El crimen del padre Amaro
El crimen del padre Amaro —¡Qué bufones! —dijo el escribano Borges, que detestaba las sotanas.
—Es todo por lo del periódico —dijo Artur Couceiro yendo a retomar su trabajo lírico—. Natário no estará tranquilo mientras no sepa quién escribió el «Comunicado»; lo dijo en casa de la Sanjoaneira… Y a través del Silvério va por buen camino, que es el confesor de la mujer de Godinho.

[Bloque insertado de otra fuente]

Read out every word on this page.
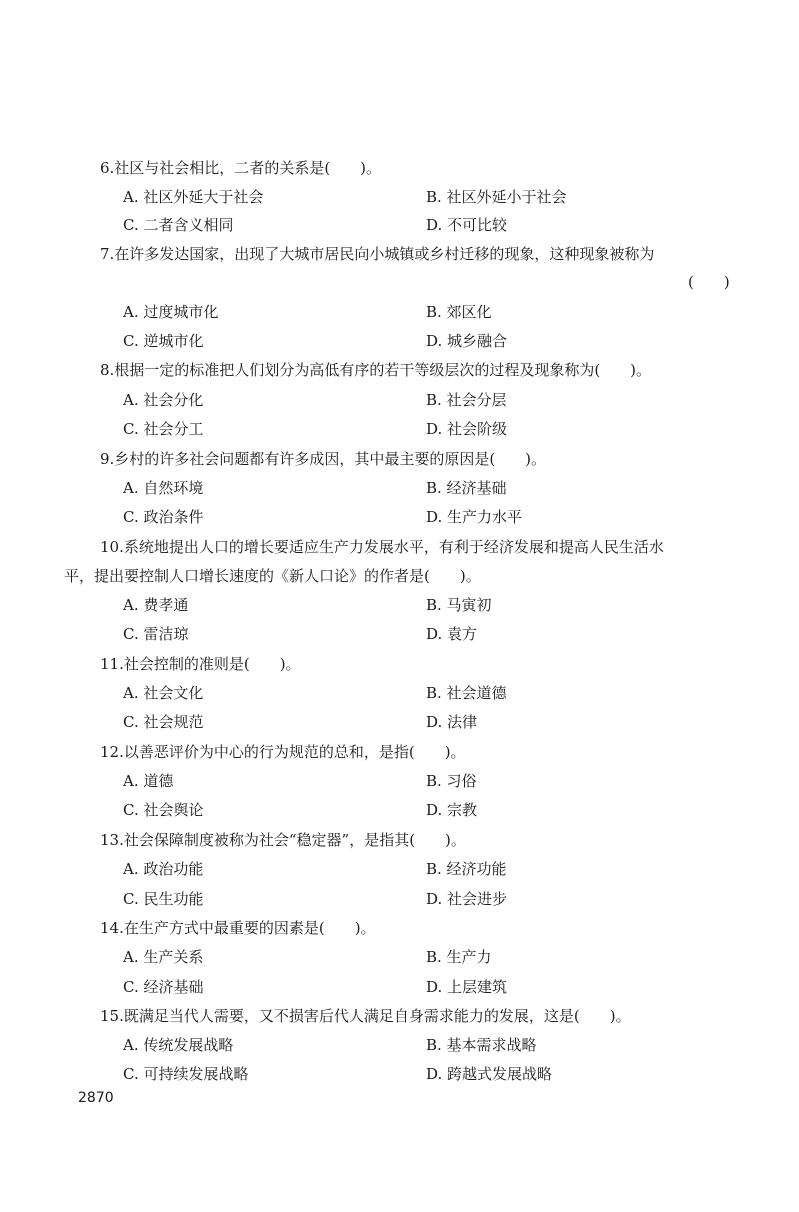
6.社区与社会相比，二者的关系是(　　)。
A. 社区外延大于社会	B. 社区外延小于社会
C. 二者含义相同	D. 不可比较
7.在许多发达国家，出现了大城市居民向小城镇或乡村迁移的现象，这种现象被称为
(　　)
A. 过度城市化	B. 郊区化
C. 逆城市化	D. 城乡融合
8.根据一定的标准把人们划分为高低有序的若干等级层次的过程及现象称为(　　)。
A. 社会分化	B. 社会分层
C. 社会分工	D. 社会阶级
9.乡村的许多社会问题都有许多成因，其中最主要的原因是(　　)。
A. 自然环境	B. 经济基础
C. 政治条件	D. 生产力水平
10.系统地提出人口的增长要适应生产力发展水平，有利于经济发展和提高人民生活水
平，提出要控制人口增长速度的《新人口论》的作者是(　　)。
A. 费孝通	B. 马寅初
C. 雷洁琼	D. 袁方
11.社会控制的准则是(　　)。
A. 社会文化	B. 社会道德
C. 社会规范	D. 法律
12.以善恶评价为中心的行为规范的总和，是指(　　)。
A. 道德	B. 习俗
C. 社会舆论	D. 宗教
13.社会保障制度被称为社会“稳定器”，是指其(　　)。
A. 政治功能	B. 经济功能
C. 民生功能	D. 社会进步
14.在生产方式中最重要的因素是(　　)。
A. 生产关系	B. 生产力
C. 经济基础	D. 上层建筑
15.既满足当代人需要，又不损害后代人满足自身需求能力的发展，这是(　　)。
A. 传统发展战略	B. 基本需求战略
C. 可持续发展战略	D. 跨越式发展战略
2870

—¡Chusma! —murmuró Borges con repugnancia.
Y continuó tranquilamente con el oficio que componía, remitiendo para Alcobaça a un preso que, al fondo de la salita, entre dos soldados, esperaba sentado en un banco, postrado y embrutecido, con cara de hambre y las manos esposadas.
Pocos días después hubo en la catedral el funeral de cuerpo presente por el rico propietario Morais, muerto de un aneurisma y a quien su esposa, sin duda en penitencia por los disgustos que le había dado por su afición desordenada a los tenientes de infantería, estaba haciendo, como se comento, «exequias de familia real». Amaro se había desvestido y, en la sacristía, a la luz de un viejo candil de latón, escribía asientos atrasados, cuando la puerta de roble rechinó y la voz alterada de Natário dijo:
—¡Eh, Amaro! ¿Está usted ahí?
—¿Qué hay?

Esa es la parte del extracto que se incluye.